The Truth and Nothing But the Truth.
Oct. 24th, 2003 12:17 pmIn more or less random order:
Two beautiful women once approached me and my wife and suggested that the four of us have sex, and only sex, none of this tiresome relationship stuff.
True. Which almost all of you believed. I can only assume that things like that are regular occurrences in your lives, you lucky persons of undetermined origin.
Once when I flew from Manchester to Stockholm, the plane left Ringway Airport from a gate that does not actually exist.
Also true. It was while they were building the third terminal (the one that started out with the name Terminal 1 British Airways and now has the name Terminal 3, for reasons that should've been bloody obvious from the start), and a few of the usual gates were unusable due to construction equipment being in the way. So for a few flights they bussed the passengers out to a plane waiting near a hangar. On the monitors, they called this "Gate 49" (I think, I forget the exact number), which caused no end of confusion for us poor passengers since all the signs and stuff only mentioned Gates 1 to 48.
I once talked my french teacher into giving me a passing grade in spite of having attended only a handful of lessons all year and not having done any of the tests or homework.
True. She was fresh out of teacher's college and I somehow managed to make her think that it was all her fault. To this day I have no idea how I did that.
I once called the Soviet Embassy from a secret military installation and offered to sell them secrets.
More than half of you didn't believe this one, but it's absolutely true. I did my military service as a radar/communications operator in the branch of the Coast Artillery that guarded the Stockholm Archipelago from foreign submarine activity. This consisted of spending every other week on an arsehole of an island, where three groups of us took turns sitting in a bunker looking at surveillance equipment (all of which was classified, and the entire island counted as secret and off-limits to civilians) for five to seven hours.
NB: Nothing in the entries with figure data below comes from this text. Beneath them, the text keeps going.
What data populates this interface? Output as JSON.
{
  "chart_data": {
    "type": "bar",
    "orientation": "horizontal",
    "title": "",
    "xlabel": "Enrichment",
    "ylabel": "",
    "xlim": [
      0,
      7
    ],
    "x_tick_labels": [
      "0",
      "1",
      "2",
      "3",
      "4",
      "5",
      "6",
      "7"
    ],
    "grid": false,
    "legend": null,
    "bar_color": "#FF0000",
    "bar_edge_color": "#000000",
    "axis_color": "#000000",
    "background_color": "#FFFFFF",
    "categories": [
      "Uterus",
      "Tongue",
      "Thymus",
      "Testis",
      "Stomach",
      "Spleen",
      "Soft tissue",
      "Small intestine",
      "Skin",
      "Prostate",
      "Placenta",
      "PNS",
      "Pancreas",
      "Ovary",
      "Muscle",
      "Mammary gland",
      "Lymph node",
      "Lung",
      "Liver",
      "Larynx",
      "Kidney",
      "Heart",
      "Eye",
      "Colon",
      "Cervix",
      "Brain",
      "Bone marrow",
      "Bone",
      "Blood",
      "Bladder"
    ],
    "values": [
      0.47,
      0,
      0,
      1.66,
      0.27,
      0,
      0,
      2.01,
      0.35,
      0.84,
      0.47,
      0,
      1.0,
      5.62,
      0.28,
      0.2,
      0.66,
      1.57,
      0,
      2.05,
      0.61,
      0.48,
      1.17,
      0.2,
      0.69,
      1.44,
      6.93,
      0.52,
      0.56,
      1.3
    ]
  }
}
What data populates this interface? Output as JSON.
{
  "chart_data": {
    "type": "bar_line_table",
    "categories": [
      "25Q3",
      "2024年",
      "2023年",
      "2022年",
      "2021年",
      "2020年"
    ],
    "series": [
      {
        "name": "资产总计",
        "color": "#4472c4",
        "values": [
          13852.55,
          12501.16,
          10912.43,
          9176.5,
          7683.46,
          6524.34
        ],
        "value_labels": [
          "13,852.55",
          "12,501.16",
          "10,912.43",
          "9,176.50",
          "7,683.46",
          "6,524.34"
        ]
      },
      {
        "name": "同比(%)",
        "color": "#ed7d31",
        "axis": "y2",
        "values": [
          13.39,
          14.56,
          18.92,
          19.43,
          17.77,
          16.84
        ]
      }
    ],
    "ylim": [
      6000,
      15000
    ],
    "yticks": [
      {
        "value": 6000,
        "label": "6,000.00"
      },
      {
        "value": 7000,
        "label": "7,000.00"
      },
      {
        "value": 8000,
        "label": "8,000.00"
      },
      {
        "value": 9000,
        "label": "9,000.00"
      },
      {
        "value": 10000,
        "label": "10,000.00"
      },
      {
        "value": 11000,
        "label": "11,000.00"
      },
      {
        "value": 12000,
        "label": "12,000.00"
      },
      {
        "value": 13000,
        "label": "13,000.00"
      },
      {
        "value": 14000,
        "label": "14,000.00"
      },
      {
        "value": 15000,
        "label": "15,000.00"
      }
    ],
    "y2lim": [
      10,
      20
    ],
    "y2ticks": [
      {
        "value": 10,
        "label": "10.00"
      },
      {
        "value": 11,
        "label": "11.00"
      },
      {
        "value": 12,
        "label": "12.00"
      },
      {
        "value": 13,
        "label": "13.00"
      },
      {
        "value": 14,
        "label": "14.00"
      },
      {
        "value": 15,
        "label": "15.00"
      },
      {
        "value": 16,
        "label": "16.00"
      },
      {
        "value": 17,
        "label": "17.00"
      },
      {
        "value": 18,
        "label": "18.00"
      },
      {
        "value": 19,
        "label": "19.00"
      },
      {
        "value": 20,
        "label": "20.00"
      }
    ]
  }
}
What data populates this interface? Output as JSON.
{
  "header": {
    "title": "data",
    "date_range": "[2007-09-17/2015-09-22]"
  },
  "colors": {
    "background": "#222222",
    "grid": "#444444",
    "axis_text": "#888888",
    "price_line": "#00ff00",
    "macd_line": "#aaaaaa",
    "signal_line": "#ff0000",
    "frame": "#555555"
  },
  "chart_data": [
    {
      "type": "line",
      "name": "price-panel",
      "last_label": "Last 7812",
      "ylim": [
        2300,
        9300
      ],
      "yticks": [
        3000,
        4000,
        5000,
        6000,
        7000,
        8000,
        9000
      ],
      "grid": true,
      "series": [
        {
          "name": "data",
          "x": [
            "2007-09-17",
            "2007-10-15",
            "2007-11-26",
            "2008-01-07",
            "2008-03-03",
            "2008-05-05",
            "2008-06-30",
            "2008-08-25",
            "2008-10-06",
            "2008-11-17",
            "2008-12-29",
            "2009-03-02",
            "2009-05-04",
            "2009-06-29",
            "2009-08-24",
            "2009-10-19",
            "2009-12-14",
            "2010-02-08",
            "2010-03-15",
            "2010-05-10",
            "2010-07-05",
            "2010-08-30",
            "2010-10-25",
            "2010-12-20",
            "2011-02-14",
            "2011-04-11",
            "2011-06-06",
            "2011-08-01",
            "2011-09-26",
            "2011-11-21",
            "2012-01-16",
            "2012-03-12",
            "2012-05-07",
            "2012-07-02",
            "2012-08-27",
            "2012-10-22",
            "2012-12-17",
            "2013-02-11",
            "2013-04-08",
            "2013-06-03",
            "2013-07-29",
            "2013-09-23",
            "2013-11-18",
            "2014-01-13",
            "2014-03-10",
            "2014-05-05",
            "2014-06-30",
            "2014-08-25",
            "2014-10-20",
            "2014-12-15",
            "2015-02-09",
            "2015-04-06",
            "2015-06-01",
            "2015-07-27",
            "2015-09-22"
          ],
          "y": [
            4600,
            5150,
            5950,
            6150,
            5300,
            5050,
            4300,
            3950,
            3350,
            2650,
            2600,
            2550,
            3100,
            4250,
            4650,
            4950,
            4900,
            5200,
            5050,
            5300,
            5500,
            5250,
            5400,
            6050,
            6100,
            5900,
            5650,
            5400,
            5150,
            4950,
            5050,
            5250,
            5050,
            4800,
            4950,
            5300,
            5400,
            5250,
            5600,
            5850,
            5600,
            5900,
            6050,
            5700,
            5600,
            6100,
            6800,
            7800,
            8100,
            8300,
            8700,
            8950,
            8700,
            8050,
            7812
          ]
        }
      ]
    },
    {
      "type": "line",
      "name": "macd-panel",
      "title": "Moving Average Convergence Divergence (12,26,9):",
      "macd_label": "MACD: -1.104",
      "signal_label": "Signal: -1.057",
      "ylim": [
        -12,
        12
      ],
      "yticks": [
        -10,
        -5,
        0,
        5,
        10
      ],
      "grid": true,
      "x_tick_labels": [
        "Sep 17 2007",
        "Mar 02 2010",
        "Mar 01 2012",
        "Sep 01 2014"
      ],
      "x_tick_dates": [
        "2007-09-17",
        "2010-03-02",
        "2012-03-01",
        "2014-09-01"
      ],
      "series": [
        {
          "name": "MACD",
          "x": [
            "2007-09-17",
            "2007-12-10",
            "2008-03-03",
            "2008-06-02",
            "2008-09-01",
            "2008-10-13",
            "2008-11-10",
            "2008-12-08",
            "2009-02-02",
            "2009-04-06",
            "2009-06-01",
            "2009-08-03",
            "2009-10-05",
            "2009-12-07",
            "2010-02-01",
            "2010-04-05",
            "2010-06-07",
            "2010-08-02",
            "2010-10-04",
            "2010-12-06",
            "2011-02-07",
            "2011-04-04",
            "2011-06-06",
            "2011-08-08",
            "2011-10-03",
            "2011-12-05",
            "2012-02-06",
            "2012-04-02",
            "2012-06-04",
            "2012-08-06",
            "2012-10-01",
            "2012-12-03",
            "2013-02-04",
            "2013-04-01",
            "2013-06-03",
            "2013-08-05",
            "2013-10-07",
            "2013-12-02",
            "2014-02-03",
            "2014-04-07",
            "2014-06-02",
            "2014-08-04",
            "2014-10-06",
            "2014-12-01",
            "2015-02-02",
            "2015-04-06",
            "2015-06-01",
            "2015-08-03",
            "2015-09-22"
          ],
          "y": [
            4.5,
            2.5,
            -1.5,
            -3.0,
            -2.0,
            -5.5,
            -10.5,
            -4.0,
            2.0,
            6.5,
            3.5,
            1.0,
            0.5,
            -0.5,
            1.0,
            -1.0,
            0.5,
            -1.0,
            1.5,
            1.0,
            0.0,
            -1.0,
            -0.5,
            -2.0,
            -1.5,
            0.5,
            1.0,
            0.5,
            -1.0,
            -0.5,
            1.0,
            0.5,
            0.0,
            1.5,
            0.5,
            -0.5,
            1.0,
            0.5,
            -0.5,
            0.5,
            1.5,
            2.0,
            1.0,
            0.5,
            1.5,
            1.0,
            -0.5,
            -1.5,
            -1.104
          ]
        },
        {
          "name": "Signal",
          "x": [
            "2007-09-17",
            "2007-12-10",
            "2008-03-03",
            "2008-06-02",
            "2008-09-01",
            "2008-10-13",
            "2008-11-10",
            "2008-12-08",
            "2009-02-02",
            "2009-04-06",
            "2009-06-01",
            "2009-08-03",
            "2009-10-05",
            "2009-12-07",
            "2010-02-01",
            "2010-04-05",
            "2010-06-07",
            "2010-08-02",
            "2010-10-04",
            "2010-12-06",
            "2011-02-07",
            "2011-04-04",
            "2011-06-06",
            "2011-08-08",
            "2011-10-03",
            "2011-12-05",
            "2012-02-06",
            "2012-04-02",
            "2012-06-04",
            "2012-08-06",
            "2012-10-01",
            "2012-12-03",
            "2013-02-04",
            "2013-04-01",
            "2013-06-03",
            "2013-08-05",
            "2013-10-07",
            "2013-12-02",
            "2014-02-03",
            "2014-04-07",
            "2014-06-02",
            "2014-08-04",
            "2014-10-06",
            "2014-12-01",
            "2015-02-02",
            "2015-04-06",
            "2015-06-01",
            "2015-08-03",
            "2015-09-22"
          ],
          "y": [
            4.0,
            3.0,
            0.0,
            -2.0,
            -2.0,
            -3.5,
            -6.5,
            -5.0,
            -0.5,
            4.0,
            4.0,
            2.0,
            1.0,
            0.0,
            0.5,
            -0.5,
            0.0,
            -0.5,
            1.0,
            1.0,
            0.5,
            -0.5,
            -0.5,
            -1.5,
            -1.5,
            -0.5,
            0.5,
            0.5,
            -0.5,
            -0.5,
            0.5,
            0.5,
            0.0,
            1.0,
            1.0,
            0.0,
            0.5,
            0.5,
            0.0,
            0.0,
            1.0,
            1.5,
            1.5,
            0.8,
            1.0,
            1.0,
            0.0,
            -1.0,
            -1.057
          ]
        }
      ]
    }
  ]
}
After a few months of that, you get extremely bored. Unbelievably bored. More bored than I thought it was possible to be. So when one dark night (as if we could the difference between day and night...) one of the guys suddenly says "I wonder what would happen if one of us called the Soviet Embassy and offered to sell secrets" and you're sitting in front of a shitload of expensive comms equipment, well... For your information, they just hung up on me. I guess they got quite a few crank calls like mine, although probably not very often from that kind of installation.
Much later I happened to meet one of the guys who replaced us when our year on the arsehole island was over, and he told me that before they were allowed to go to the island they all had to go through a major background check by the Swedish Security Police (SÄPO). I like to think that that was largely my fault. While calling the Soviet Embassy was probably the most grossly wrong thing I did, it was far from the only one. I so wish I'd read Catch-22 back then, because to a disturbingly large degree I was ex-PFC Wintergreen from that book, right down to playing stupid tricks with internal communications and abusing regulations to avoid work.
At a fan convention once, I got stuck in an elevator with Jacqueline Pearce.
This one's bollocks, as three of you guessed. I included it because
a couple of fans did get stuck in an elevator together with David
Jackson during the Deliverance convention back in 1998, and I hoped
that mutated memory of that incident would make the B7 fans more
inclined to believe this. Apparently it worked on
katlinel
:-)
(no subject)
Date: 2003-10-25 07:04 am (UTC)Wasn't it Gareth Thomas who did get stuck in the lift? I did share a lift with David Jackson, who kindly held doors open for me, while I limped around, recovering from a broken foot bone.
True. Which almost all of you believed. I can only assume that things like that are regular occurrences in your lives, you lucky persons of undetermined origin.
It's never happened to me, but I'm quite prepared to believe that it happened to you, and many other people.